Modeling Posterior Probability
This approach is based on the Bayesian theorem. For the given value of
X=Xnew, the conditional probabilities of each classes can be
calculated as
P(Y=1 | X=Xnew) = P(Y=1)*P(X=Xnew |Y=1) /[P(Y=1)*P(X=Xnew
|Y=1)+P(Y=0)*P(X=Xnew |Y=0) ]
Based on the conditional probabilities for each class, we can decide
which class this firm should belong to by picking up the class that has
the highest conditional probability.
Model Decision Boundary
Instead of building measuring function for the classes, this approach directly
partition the input parameter space (a 100 dimension space defined by the
100 variables) into different regions, each of which is in corresponding
to one class (bankrupt or non-bankrupt).
To determine the boundary, we need to assume the form of boundary function.

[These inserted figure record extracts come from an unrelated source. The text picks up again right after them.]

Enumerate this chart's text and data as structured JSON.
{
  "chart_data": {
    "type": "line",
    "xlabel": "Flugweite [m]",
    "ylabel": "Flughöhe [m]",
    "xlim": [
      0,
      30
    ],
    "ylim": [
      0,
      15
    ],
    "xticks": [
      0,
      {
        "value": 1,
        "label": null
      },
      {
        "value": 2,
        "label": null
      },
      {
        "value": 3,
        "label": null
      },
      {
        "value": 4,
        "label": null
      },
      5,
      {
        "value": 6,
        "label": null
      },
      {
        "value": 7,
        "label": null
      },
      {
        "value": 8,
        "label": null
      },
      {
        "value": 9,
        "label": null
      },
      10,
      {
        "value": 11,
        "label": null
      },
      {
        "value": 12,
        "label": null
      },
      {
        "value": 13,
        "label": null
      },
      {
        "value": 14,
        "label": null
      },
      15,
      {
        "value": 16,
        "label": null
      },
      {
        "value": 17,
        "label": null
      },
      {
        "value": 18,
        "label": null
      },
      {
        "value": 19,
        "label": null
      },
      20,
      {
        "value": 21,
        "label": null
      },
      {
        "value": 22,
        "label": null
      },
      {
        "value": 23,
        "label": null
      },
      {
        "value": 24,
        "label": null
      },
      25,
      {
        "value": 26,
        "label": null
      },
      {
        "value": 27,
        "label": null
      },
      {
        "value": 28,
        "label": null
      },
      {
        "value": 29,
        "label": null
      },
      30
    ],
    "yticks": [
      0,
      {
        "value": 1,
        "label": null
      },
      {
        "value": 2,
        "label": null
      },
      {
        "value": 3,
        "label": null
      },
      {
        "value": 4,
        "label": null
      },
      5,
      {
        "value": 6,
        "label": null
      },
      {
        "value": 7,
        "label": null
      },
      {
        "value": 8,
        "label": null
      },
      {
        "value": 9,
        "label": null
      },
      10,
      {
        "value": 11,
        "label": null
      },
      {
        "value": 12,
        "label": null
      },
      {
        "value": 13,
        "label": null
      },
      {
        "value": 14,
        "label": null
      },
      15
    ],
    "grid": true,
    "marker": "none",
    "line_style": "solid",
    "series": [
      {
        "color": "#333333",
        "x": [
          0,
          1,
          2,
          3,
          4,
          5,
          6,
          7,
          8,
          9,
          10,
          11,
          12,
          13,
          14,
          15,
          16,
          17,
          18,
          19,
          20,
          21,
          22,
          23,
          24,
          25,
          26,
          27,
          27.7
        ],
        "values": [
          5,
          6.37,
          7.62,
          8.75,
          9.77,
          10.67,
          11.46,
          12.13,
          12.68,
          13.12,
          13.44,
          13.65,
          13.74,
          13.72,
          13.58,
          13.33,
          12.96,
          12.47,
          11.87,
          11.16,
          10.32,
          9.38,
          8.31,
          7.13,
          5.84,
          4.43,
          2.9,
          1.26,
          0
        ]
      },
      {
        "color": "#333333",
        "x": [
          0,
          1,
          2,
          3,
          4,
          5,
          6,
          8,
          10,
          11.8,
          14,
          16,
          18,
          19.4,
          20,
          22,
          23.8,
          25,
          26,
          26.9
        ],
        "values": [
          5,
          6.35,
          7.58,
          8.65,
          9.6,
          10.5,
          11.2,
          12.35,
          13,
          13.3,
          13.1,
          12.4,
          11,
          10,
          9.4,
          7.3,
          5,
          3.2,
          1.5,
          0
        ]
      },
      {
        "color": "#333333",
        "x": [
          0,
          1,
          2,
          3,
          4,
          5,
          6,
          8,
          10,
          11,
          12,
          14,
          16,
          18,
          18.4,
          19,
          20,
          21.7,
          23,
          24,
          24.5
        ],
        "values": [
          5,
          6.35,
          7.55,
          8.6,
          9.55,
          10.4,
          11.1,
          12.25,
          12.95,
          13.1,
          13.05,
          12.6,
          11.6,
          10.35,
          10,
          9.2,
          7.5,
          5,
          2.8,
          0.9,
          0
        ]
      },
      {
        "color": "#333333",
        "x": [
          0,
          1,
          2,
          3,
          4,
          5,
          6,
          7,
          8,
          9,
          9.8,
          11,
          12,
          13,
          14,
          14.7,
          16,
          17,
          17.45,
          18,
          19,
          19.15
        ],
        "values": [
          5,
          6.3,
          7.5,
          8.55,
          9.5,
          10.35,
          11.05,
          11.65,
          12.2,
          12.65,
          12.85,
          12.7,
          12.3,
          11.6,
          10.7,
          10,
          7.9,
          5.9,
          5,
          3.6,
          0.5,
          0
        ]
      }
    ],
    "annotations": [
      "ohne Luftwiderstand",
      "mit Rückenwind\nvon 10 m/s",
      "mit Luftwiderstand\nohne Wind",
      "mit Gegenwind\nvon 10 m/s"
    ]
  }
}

The traditional approach of linear discriminate analysis usually does not
work very well in the high-dimension space. Instead, we consider using
the sigmoid functions such as tanh(x). To determine the boundary, we also
need an objective function. One choice is MSE (mean square error). Another
is the entropy.
Neural network provides a very power tool to construct the high-dimension
boundary. A three layered network allows us to group input into subgroups
and take into consideration of non-linearity.